Inside Sport: ‘Is professionalism killing sport?’

In the BBC programme ‘Inside Sport‘, Ed Smith asked, ‘Is professionalism killing sport?’ This isn’t meant as a literal question, but rather one that focuses upon the individuals participating in sport at a professional level. Smith’s argument is essentially that being a professional (where the goal of winning becomes paramount – whether that is monetary reward, medals or status) requires putting aside those things that enable individuals to get to that level in the first place; things such as: fun, self-expression, enjoyment, playfulness, flair and instinct. This, Smith argues, is a bad thing, as he concluded towards the end of the programme when he threw his lens upon Tiger Woods:

“People usually argue that the rest of his life is damaging Tiger’s golf. In fact, maybe it’s too much golf that has harmed the rest of his life.”

It think it’s this sentiment that is the most important aspect of Smith’s analysis. It’s not that the levels of performance in sport have got worse through professionalism; as records will show. Humans now run faster, kick more accurately and tackle more powerfully (in rugby for instance). But all this improvement in overall performance is at the detriment of the eudaimonia (well-being) of individual athletes and also at the expense of other aesthetic and emotional values of sport.

I’m giving a talk in October for the Gloucestershire Philosophical Society on the technologicalisation of the athlete, which is going to focus upon some of these issues.
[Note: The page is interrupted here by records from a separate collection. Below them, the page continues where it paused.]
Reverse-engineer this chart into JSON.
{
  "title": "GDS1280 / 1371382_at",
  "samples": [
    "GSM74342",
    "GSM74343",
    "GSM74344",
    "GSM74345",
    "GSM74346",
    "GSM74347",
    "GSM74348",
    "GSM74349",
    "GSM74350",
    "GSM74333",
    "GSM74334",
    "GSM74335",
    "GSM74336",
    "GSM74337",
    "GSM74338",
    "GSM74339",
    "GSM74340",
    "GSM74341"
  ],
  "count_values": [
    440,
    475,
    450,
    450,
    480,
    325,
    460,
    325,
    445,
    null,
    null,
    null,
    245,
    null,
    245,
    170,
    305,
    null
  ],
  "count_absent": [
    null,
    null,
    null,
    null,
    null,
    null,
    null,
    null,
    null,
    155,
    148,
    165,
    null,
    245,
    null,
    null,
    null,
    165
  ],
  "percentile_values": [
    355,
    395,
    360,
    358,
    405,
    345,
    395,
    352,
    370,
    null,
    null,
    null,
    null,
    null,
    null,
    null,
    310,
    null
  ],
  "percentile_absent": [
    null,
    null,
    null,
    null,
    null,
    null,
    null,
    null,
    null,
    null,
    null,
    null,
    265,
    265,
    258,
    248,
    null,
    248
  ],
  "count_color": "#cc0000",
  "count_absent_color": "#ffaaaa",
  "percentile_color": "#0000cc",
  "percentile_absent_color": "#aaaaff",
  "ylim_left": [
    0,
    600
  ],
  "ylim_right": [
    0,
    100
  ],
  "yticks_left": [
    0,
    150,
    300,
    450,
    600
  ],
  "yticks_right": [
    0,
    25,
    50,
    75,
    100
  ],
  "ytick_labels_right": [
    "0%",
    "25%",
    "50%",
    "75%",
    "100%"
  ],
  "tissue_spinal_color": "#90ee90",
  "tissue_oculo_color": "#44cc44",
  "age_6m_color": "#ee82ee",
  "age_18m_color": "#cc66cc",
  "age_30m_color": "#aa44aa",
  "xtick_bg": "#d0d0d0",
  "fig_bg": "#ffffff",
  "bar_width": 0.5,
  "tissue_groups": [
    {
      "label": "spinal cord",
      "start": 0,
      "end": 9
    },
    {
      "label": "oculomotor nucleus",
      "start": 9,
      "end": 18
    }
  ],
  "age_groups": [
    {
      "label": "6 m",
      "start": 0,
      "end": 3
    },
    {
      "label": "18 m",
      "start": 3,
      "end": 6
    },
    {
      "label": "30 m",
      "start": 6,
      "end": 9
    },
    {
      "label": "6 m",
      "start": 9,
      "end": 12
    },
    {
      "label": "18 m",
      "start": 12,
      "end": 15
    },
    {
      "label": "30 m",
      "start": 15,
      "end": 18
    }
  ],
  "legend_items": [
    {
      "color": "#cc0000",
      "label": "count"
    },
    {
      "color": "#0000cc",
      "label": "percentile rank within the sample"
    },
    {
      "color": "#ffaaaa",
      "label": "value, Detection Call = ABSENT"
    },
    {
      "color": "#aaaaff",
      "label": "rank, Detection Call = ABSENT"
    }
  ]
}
The problem, I will argue, is not to do with innovations in technology which are used to dissect and analyse performance in order to perfect techniques and movement, but rather the real problem is with our attitude towards sporting performance believing that it ought to be treated in this technological way. The upshot of this technological attitude is that we treat humans as automatons that can be controlled and manipulated in every way to achieve a specific sporting goal. We forget that the human experience and what it is to live a good life is so much more than this reductionist approach to improving sporting performance. As Ed Smith quite rightly demonstrated through his interview with former England cricketer and Strictly Come Dancing winner, Mark Ramprakash, there is more to life than this narrow view of winning in sport.

Incidentally, if you fancy coming along to my talk to discuss these ideas in more depth then details can be found here: 27 October 2010,  19:30 – 21:30, Room HC203, FCH, Uni of Gloucestershire, Swindon Road, Cheltenham, GL50 4AZ.

2 thoughts on “Inside Sport: ‘Is professionalism killing sport?’

  1. I agree with your point; the technological and physical advances made by athletes transcend the inherent enjoyment that comes from playing sport as a child. Below is a section from my recent article which further explores the perspective taken by Ed Smith:

    The weight of professionalism can often stifle creativity due to its emphasis on performance and results, although some sportsmen are unaffected by such pressures. Usain Bolt continues to mesmerise audiences worldwide with his Herculean performances on the track, regardless of the opaque doping allegations that plague him. Bolt’s congeniality comes from his inherent enjoyment of athletics that has been sustained since his childhood. It is a similar kind of joy that we reap from seeing the childish grin of Lionel Messi every time he scores a goal. Other sportsmen such as Roger Federer, Lewis Hamilton, Ryan Giggs are successful because they maintain that child-like enthusiasm throughout their careers, playing principally for enjoyment rather than fortune.
    Perhaps this is why Colin Montgomerie carries an unbeaten record into the Ryder Cup, a tournament that holds no cash prize?

    • Thanks Keith. I’d be interested to read your article in full if you can provide the link. I’d be interested to see your argument / evidence for your statement that “sportsmen such as Roger Federer, Lewis Hamilton, Ryan Giggs are successful because they maintain that child-like enthusiasm throughout their careers”.